Note that many small segments will fit noisy data better, shrinking the residuals used to calculate the other estimates of spread, even if many of the segments are spurious. One possible heuristic for judging the overall noisiness of each sample in a table is to multiply the number of segments by the biweight midvariance – the value will tend to be higher for unreliable samples. Check questionable samples for poor coverage (using e.g. bedtools, chanjo, IGV or Picard CalculateHsMetrics).

Finally, visualizing a sample with CNVkit’s scatter command will often make it apparent whether a sample or the copy ratios within a genomic region can be trusted.

segmetrics

Calculate summary statistics of the residual bin-level log2 ratio estimates from the segment means, similar to the existing metrics command, but for each segment individually.

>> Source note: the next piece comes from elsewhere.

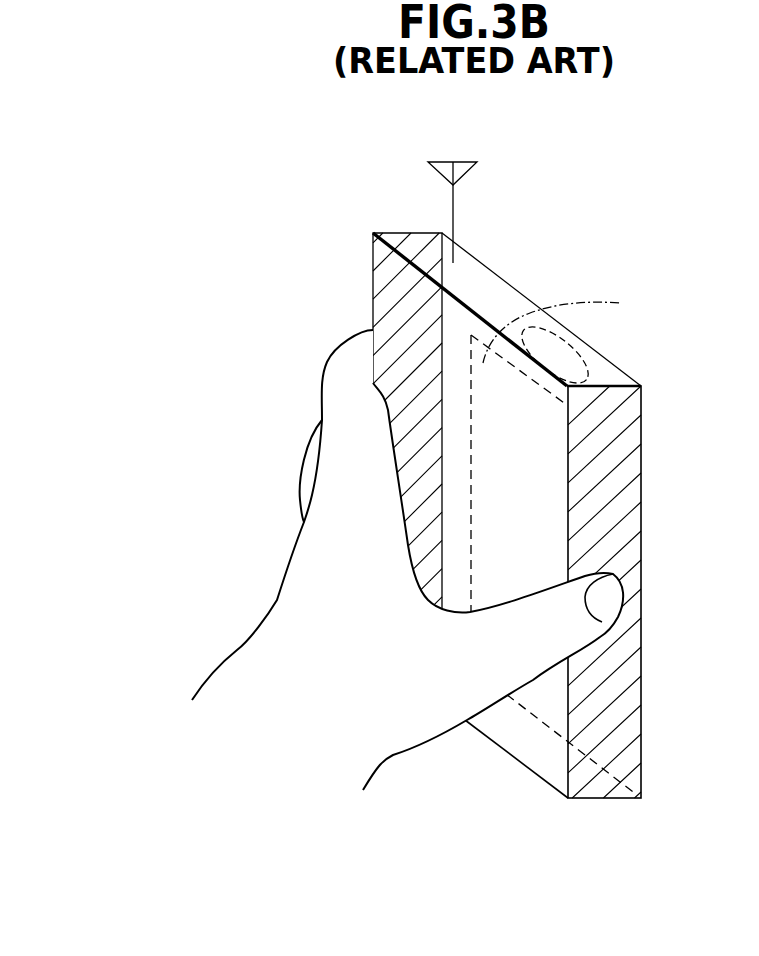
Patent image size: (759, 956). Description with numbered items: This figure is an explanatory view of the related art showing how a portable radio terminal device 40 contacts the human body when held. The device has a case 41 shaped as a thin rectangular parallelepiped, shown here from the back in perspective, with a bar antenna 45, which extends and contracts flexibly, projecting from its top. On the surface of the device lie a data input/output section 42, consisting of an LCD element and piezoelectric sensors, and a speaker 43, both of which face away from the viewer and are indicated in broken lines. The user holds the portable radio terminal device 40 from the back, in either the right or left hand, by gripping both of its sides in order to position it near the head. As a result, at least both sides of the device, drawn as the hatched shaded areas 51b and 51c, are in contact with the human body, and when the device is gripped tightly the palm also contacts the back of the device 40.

Results are output in the same format as the CNVkit segmentation file (.cns), with the stat names and calculated values printed in additional columns.

cnvkit.py segmetrics Sample.cnr -s Sample.cns --iqr
cnvkit.py segmetrics -s Sample.cn{s,r} --ci --pi

Supported stats:

  • Alternative estimators of segment mean, which ignore bin weights: --mean, -median, --mode.
  • As in metrics: standard deviation (--std), median absolute deviation (--mad), inter-quartile range (--iqr), Tukey’s biweight midvariance (--bivar)
  • Additionally: mean squared error (--mse), standard error of the mean (-sem).
  • Confidence interval of the segment mean (--ci), estimated by bootstrap (100 resamplings) of the bin-level log2 ratio values within the segment. The upper and lower bounds are output as separate columns ci_lo and ci_hi.
  • Prediction interval (--pi), estimated by the range between the 2.5-97.5 percentiles of the segment’s bin-level log2 ratios. The upper and lower bounds are output as columns pi_lo and pi_hi.

The --ci and --sem values obtained here can also be used in the call command for filtering segments.